Uno o due? È questo il nodo da sciogliere in questa lunghissima nottata di spifferi, riunioni, trattative ad oltranza, dove ogni singola compagine cerca di alzare il prezzo per ottenere più poltrone. Il principale scontro ruota attorno al numero dei vicepremier.
Il Pd chiede che ci sia una sola casella di vicepremier in segno di discontinuità dalla stagione gialloverde e che appunto questa casella sia destinata ai democratici.
Anche perchè, è il mantra che filtra dal Nazareno, “Conte non è un garante, ma è un premier ascrivibile ai 5 stelle”.
Ma dalle parti del Nazareno si sta consumando un’accesa discussione interna, con in lizza due dirigenti di peso come Dario Franceschini e Andrea Orlando. C’è chi sostiene che per dirimere la contesa l’ex diccì Franceschini, in virtù della sua esperienza parlamentare e governativa, potrebbe diventare sottosegretario alla presidenza del Consiglio . Un ruolo chiave, un po’ come è stato per Giancarlo Giorgetti nei 14 mesi di esecutivo gialloverde.
Il resto è tutta una girandola di nomi, da una parte e dall’altra, in questa fase preliminare assolutamente variabili. Il Viminale resta una casella ambita.
Scartata l’ipotesi di Luigi Di Maio, indigeribile allo stato maggiore di Zingaretti, il dicastero dovrebbe essere destinato al Pd.

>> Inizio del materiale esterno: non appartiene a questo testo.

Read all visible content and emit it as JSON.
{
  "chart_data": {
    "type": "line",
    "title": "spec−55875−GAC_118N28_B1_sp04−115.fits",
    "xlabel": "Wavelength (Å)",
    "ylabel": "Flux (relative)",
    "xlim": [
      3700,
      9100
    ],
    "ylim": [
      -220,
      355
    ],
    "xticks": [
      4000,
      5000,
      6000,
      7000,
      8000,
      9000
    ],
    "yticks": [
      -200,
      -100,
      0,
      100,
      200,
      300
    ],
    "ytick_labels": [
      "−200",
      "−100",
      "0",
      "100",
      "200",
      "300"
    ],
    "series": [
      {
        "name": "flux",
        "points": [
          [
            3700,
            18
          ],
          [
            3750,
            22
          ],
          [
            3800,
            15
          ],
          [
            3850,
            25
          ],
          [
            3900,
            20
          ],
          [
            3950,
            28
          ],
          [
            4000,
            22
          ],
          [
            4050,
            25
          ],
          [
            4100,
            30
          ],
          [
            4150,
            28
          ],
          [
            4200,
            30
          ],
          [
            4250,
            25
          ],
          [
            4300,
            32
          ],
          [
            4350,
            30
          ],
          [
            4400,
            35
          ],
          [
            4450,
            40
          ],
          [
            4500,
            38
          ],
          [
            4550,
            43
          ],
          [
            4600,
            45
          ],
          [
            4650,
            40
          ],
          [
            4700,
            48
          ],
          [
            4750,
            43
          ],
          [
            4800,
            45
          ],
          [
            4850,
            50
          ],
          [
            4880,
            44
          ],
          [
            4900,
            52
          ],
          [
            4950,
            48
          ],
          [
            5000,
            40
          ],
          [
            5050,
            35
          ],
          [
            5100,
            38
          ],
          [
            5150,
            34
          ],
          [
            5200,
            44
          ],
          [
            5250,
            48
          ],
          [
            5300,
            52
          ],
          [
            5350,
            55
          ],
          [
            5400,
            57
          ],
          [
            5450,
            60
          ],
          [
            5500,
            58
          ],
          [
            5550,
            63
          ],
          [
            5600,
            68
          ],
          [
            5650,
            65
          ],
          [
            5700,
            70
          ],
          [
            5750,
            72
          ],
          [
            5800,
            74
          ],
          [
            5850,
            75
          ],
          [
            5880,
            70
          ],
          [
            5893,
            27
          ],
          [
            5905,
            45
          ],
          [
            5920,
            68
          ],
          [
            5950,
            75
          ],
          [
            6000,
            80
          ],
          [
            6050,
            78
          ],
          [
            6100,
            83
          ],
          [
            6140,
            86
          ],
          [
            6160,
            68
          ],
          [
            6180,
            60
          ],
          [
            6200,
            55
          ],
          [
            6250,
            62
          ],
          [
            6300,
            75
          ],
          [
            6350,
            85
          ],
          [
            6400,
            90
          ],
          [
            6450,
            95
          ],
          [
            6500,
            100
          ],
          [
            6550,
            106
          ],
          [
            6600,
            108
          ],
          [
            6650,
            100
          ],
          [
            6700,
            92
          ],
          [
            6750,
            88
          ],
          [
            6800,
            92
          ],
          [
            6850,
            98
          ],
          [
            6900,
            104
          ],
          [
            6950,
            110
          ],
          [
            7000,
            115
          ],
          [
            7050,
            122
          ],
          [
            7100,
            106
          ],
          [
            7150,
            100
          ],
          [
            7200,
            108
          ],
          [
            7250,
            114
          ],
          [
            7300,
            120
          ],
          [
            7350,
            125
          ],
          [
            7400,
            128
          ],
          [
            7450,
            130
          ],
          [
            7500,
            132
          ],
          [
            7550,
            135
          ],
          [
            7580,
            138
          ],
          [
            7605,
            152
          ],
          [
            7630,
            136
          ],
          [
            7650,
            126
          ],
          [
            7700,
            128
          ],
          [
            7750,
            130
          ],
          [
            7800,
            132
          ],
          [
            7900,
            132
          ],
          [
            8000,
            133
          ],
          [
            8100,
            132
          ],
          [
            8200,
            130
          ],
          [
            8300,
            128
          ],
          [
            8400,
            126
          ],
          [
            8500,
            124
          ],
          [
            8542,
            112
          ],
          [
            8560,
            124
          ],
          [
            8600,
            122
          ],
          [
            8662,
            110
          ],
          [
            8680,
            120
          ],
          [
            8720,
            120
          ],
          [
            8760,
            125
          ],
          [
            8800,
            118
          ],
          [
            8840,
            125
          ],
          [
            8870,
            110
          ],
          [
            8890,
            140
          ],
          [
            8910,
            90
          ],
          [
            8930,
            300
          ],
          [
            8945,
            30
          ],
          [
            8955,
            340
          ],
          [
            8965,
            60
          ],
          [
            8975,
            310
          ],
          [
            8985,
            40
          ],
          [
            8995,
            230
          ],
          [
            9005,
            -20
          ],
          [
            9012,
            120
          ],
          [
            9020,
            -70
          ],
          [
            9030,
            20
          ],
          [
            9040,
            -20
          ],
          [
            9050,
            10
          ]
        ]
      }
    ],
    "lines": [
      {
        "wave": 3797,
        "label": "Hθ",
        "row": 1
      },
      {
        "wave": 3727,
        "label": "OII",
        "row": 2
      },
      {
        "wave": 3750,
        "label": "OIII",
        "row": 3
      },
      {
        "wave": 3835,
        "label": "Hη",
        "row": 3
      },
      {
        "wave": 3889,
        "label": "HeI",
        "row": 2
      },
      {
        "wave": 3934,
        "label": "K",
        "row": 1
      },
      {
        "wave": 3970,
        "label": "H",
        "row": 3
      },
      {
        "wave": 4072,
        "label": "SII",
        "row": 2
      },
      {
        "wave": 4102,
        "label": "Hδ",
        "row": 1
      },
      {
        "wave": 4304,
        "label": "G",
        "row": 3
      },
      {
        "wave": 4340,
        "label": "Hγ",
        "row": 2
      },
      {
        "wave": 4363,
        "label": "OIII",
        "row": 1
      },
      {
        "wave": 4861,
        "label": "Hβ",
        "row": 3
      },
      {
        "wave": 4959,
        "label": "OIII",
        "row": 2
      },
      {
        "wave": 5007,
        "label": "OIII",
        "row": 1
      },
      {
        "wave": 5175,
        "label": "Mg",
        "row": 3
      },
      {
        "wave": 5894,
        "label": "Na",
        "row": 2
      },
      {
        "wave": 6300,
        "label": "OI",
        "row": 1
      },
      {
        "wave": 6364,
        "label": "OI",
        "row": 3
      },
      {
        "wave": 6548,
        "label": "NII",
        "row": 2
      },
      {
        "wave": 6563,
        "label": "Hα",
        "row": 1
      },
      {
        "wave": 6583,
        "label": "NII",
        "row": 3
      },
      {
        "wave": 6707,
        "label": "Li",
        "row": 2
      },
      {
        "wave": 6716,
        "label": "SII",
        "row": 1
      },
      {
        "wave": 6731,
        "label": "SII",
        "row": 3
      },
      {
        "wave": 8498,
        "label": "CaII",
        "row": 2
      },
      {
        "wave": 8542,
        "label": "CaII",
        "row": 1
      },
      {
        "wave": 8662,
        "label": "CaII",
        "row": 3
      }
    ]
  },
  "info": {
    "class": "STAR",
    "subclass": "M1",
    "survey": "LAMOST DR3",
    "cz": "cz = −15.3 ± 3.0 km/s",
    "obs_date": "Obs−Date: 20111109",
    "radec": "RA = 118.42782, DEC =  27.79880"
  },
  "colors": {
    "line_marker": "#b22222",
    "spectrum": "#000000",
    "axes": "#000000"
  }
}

In caso di soluzione tecnica il nome forte è quello del Capo della Polizia, Franco Gabrielli.
Ma c’è pure una soluzione politica che riporta ai profili dell’ex ministro Marco Minniti, o ancora una volta a Dario Franceschini.
L’altra patata bollente è poi il Ministero dell’Economia. Anche perchè i margini di manovra della legge di bilancio, che si dovrà scrivere approvare in autunno, sono strettissimi.
E allora restano alte le quotazioni di Giovanni Tria, ministro uscente, assai stimato dal Colle e dai 5 stelle. Girano poi i nomi dell’economista Lucrezia Reichlin, di Mariana Mazzucato e di Carlo Cottarelli.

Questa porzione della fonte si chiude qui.